Kim Komando is a computer guru woman in Phoenix, AZ, married to a man surnamed Komando, which is a Hungarian name, if I remember correctly.  She writes columns in USA Today and other newspapers, and has a 3-hour weekly radio show answering questions about computers and software, and has free newsletters.  She has a staff of people that help her review and write articles and she also has a commercial computer club that gives you discounts and other helps and allows you to listen to podcasts of all previous shows.  When she is doing a radio show, anyone can phone in with computer and software questions.  To subscribe to any of her newsletter you set up a free account with your email address.  I have subscribed to several of her daily newsletters for many years and have found them helpful, but have never joined her commercial club, due to the cost.  I have only listened to her 3-hour radio show a couple of times and that was when I was driving somewhere.

The link above is directly to her download webpage where she lists articles and freeware which anyone can read or download.  The programs and articles are listed in 10-12 categories such as Office and School, Desktop Tools, E-books and reading, Utilities, and Web and Internet.  The Office and School section has 6 pages of about 20 articles each about freeware and how to's about office and school tasks.  The Desktop Tools section has 11 pages of articles.  You see only the title and a couple of lines and have to click on that to see the full article.

There is a search box in the upper right corner of her webpage and searching for vlc yielded 17 articles.  When I added the search term Windows, I got 1459 articles, many having nothing to do with VLC, just about Windows.  I tried "vlc AND Windows" (no quotes) and got just 11 articles, so her search engine seems to need AND to give results containing both terms, unlike Google searches where AND is assumed by just including a space.  When I tried OR I got the same number of results as with just a space, so a space in Komando's search box seems to mean OR.  I couldn't find anything explaining her search syntax, but there probably is an explanation somewhere on her site.  There are buttons to sort the resulting articles by Relevance, Newest first, or Oldest first and also filters to show only Videos, Columns, Downloads, Apps, Tips, Buying Guides, and more.  Those help a lot in finding what you are looking for.  Under the Read button she has some Comparison Charts that are helpful to compare properties of programs, websites, etc., for example comparing smart phones, tablets, computers, and online storage sites.

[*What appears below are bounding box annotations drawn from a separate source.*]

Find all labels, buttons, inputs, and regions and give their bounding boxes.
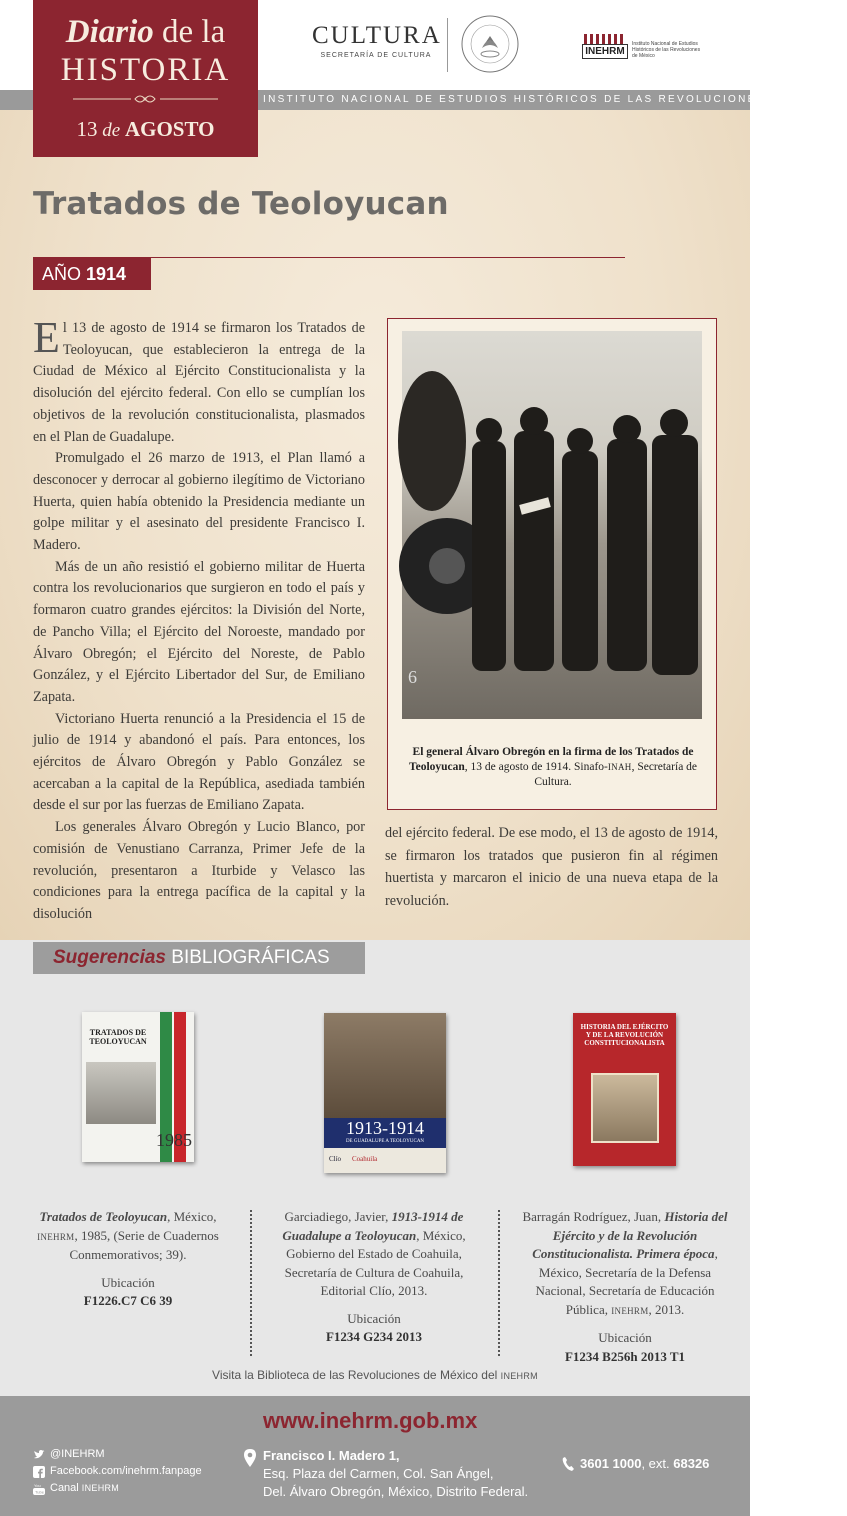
address bbox=[263, 1447, 528, 1501]
inehrm-logo-text: INEHRM bbox=[582, 44, 628, 59]
reference-2-rest: , México, Gobierno del Estado de Coahuila, Secretaría de Cultura de Coahuila, Editorial Clío, 2013. bbox=[284, 1227, 466, 1298]
facebook-handle: Facebook.com/inehrm.fanpage bbox=[50, 1465, 202, 1477]
reference-3-location-label: Ubicación bbox=[598, 1330, 652, 1345]
paragraph-5: Los generales Álvaro Obregón y Lucio Blanco, por comisión de Venustiano Carranza, Primer Jefe de la revolución, presentaron a Iturbide y Velasco las condiciones para la entrega pacífica de la capital y la disolución bbox=[33, 819, 365, 922]
book-cover-1 bbox=[82, 1012, 194, 1162]
phone-number[interactable] bbox=[562, 1456, 709, 1471]
address-line-1 bbox=[263, 1447, 528, 1465]
location-pin-icon bbox=[244, 1449, 256, 1467]
svg-text:You: You bbox=[34, 1482, 41, 1488]
reference-1-inehrm: INEHRM bbox=[37, 1231, 75, 1242]
reference-1-title: Tratados de Teoloyucan bbox=[39, 1209, 168, 1224]
inehrm-columns-icon bbox=[584, 34, 626, 44]
social-links bbox=[33, 1446, 202, 1497]
inehrm-full-name: Instituto Nacional de Estudios Históricos de las Revoluciones de México bbox=[632, 41, 701, 59]
reference-2-author: Garciadiego, Javier, bbox=[284, 1209, 392, 1224]
book-cover-3 bbox=[573, 1013, 676, 1166]
mexico-seal-icon bbox=[460, 14, 520, 74]
youtube-inehrm: INEHRM bbox=[81, 1483, 120, 1493]
youtube-icon bbox=[33, 1483, 45, 1495]
reference-2-location-label: Ubicación bbox=[347, 1310, 401, 1326]
photo-caption bbox=[398, 745, 708, 790]
twitter-icon bbox=[33, 1449, 45, 1461]
website-link[interactable]: www.inehrm.gob.mx bbox=[263, 1408, 478, 1433]
reference-3-rest: , México, Secretaría de la Defensa Nacional, Secretaría de Educación Pública, bbox=[535, 1246, 718, 1317]
svg-text:Tube: Tube bbox=[35, 1489, 44, 1494]
book-cover-2 bbox=[324, 1013, 446, 1173]
phone-ext: 68326 bbox=[673, 1456, 710, 1471]
address-line-3: Del. Álvaro Obregón, México, Distrito Federal. bbox=[263, 1484, 529, 1499]
ornament-icon bbox=[73, 93, 218, 105]
reference-3 bbox=[516, 1208, 734, 1366]
book-2-cover-years: 1913-1914 bbox=[346, 1118, 424, 1138]
reference-1-mid: , México, bbox=[167, 1209, 217, 1224]
paragraph-1-text: l 13 de agosto de 1914 se firmaron los Tratados de Teoloyucan, que establecieron la entrega de la Ciudad de México al Ejército Constitucionalista y la disolución del ejército federal. Con ello se cumplían los objetivos de la revolución constitucionalista, plasmados en el Plan de Guadalupe. bbox=[33, 320, 365, 445]
page-title: Tratados de Teoloyucan bbox=[33, 186, 449, 222]
photo-figures-icon bbox=[402, 331, 702, 719]
paragraph-2: Promulgado el 26 marzo de 1913, el Plan llamó a desconocer y derrocar al gobierno ilegítimo de Victoriano Huerta, quien había obtenido la Presidencia mediante un golpe militar y el asesinato del presidente Francisco I. Madero. bbox=[33, 450, 365, 554]
reference-3-end: , 2013. bbox=[648, 1301, 685, 1317]
reference-1-rest: , 1985, (Serie de Cuadernos Conmemorativos; 39). bbox=[69, 1227, 219, 1262]
date-month: AGOSTO bbox=[124, 117, 215, 141]
phone-main: 3601 1000 bbox=[580, 1456, 642, 1471]
caption-end: , Secretaría de Cultura. bbox=[534, 761, 698, 788]
caption-inah: INAH bbox=[607, 762, 632, 772]
youtube-link[interactable] bbox=[33, 1480, 202, 1497]
youtube-channel bbox=[50, 1480, 119, 1497]
paragraph-6: del ejército federal. De ese modo, el 13 de agosto de 1914, se firmaron los tratados que pusieron fin al régimen huertista y marcaron el inicio de una nueva etapa de la revolución. bbox=[385, 825, 718, 909]
book-1-cover-year: 1985 bbox=[156, 1130, 192, 1150]
cultura-subtitle: SECRETARÍA DE CULTURA bbox=[320, 52, 432, 59]
cultura-word: CULTURA bbox=[312, 22, 442, 49]
diario-title bbox=[33, 14, 258, 50]
logo-divider bbox=[447, 18, 448, 72]
suggestions-bold: Sugerencias bbox=[53, 947, 166, 968]
date-day: 13 bbox=[76, 117, 98, 141]
book-3-cover-photo bbox=[591, 1073, 659, 1143]
article-body-continued bbox=[385, 822, 718, 912]
reference-2-title: 1913-1914 de Guadalupe a Teoloyucan bbox=[282, 1209, 464, 1243]
suggestions-rest: BIBLIOGRÁFICAS bbox=[166, 947, 330, 968]
inehrm-logo bbox=[582, 34, 702, 64]
caption-rest: , 13 de agosto de 1914. Sinafo- bbox=[464, 761, 608, 773]
twitter-link[interactable] bbox=[33, 1446, 202, 1463]
facebook-icon bbox=[33, 1466, 45, 1478]
address-line-2: Esq. Plaza del Carmen, Col. San Ángel, bbox=[263, 1466, 494, 1481]
facebook-link[interactable] bbox=[33, 1463, 202, 1480]
year-badge bbox=[33, 258, 151, 290]
reference-3-author: Barragán Rodríguez, Juan, bbox=[522, 1209, 665, 1224]
reference-1-call-number: F1226.C7 C6 39 bbox=[83, 1293, 173, 1308]
library-note bbox=[0, 1368, 750, 1382]
reference-3-title: Historia del Ejército y de la Revolución Constitucionalista. Primera época bbox=[532, 1209, 728, 1261]
reference-2-call-number: F1234 G234 2013 bbox=[325, 1329, 423, 1344]
paragraph-1 bbox=[33, 313, 365, 448]
reference-2 bbox=[274, 1208, 474, 1347]
phone-ext-label: , ext. bbox=[641, 1456, 674, 1471]
reference-2-citation bbox=[274, 1208, 474, 1301]
book-1-cover-title: TRATADOS DE TEOLOYUCAN bbox=[89, 1028, 147, 1046]
youtube-label: Canal bbox=[50, 1482, 82, 1494]
reference-3-call-number: F1234 B256h 2013 T1 bbox=[564, 1348, 686, 1364]
caption-bold: El general Álvaro Obregón en la firma de los Tratados de Teoloyucan bbox=[408, 746, 694, 773]
library-note-inehrm: INEHRM bbox=[500, 1371, 538, 1381]
date-de: de bbox=[97, 120, 125, 141]
photo-mark: 6 bbox=[408, 667, 417, 687]
diario-date bbox=[33, 115, 258, 145]
cultura-logo bbox=[312, 22, 440, 66]
historia-title: HISTORIA bbox=[60, 52, 231, 88]
book-3-cover-title: HISTORIA DEL EJÉRCITO Y DE LA REVOLUCIÓN CONSTITUCIONALISTA bbox=[580, 1023, 669, 1047]
dotted-divider bbox=[498, 1210, 500, 1356]
year-label: AÑO bbox=[42, 264, 87, 284]
year-value: 1914 bbox=[86, 264, 127, 284]
book-2-cover-subtitle: DE GUADALUPE A TEOLOYUCAN bbox=[345, 1139, 425, 1144]
book-2-cover-band bbox=[324, 1118, 446, 1148]
reference-1-location-label: Ubicación bbox=[101, 1274, 155, 1290]
diario-logo bbox=[33, 0, 258, 157]
book-1-cover-photo bbox=[86, 1062, 156, 1124]
address-street: Francisco I. Madero 1, bbox=[263, 1448, 400, 1463]
book-2-coahuila-logo: Coahuila bbox=[352, 1155, 378, 1163]
reference-1-citation bbox=[18, 1208, 238, 1265]
suggestions-header bbox=[33, 942, 365, 974]
diario-rest: de la bbox=[153, 14, 226, 50]
diario-word: Diario bbox=[65, 14, 154, 50]
paragraph-4: Victoriano Huerta renunció a la Presidencia el 15 de julio de 1914 y abandonó el país. Para entonces, los ejércitos de Álvaro Obregón y Pablo González se acercaban a la capital de la República, asediada también desde el sur por las fuerzas de Emiliano Zapata. bbox=[33, 710, 365, 814]
reference-1 bbox=[18, 1208, 238, 1311]
book-2-publisher-logo: Clío bbox=[329, 1155, 342, 1163]
dotted-divider bbox=[250, 1210, 252, 1356]
drop-cap: E bbox=[33, 313, 60, 362]
reference-3-citation bbox=[516, 1208, 734, 1320]
institute-band-text: INSTITUTO NACIONAL DE ESTUDIOS HISTÓRICOS DE LAS REVOLUCIONES DE MÉXICO bbox=[263, 94, 847, 105]
article-body bbox=[33, 313, 365, 926]
book-2-cover-photo bbox=[324, 1013, 446, 1118]
book-2-cover-footer bbox=[324, 1148, 446, 1173]
historical-photo bbox=[402, 331, 702, 719]
reference-3-inehrm: INEHRM bbox=[611, 1305, 649, 1316]
photo-frame bbox=[387, 318, 717, 810]
twitter-handle: @INEHRM bbox=[50, 1448, 105, 1460]
library-note-text: Visita la Biblioteca de las Revoluciones de México del bbox=[212, 1368, 501, 1382]
paragraph-3: Más de un año resistió el gobierno militar de Huerta contra los revolucionarios que surgieron en todo el país y formaron cuatro grandes ejércitos: la División del Norte, de Pancho Villa; el Ejército del Noroeste, mandado por Álvaro Obregón; el Ejército del Noreste, de Pablo González, y el Ejército Libertador del Sur, de Emiliano Zapata. bbox=[33, 558, 365, 705]
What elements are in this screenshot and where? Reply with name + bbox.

One complaint I have about the way she and her staff write their articles is that they just put teasers in the first few lines and you don't even know what program they will be discussing until you click on the link.  I'm sure they do that to get you to click, but I frequently don't take time and just ignore that article, so I'm sure I miss many things that would be helpful.  Doing a site search for my interests, as I explained above for other websites, would probably help, but I don't usually take the time.  Other websites put the crucial information near the start of the article so you know if you want to take time to read it or not.  For that reason, when I do find a Kim Komando article I might want to use later, I clip and save a copy in my EVERNOTE file, along with the URL.  Then I have the full article and it is completely searchable on my own computers.  To save copies in my EVERNOTE account I sometimes use a readability program first such as Clearly or Read or Pocket.  There is much more that could be said about the Kim Komando website and I may write a further review and recommendations in a future Freeware Corner note.


There is a wealth of freeware available on the Internet and many places to look for it.  The problem is getting a vision of what you want to do; then you can find programs that will do it.  I will probably write more articles of such sources.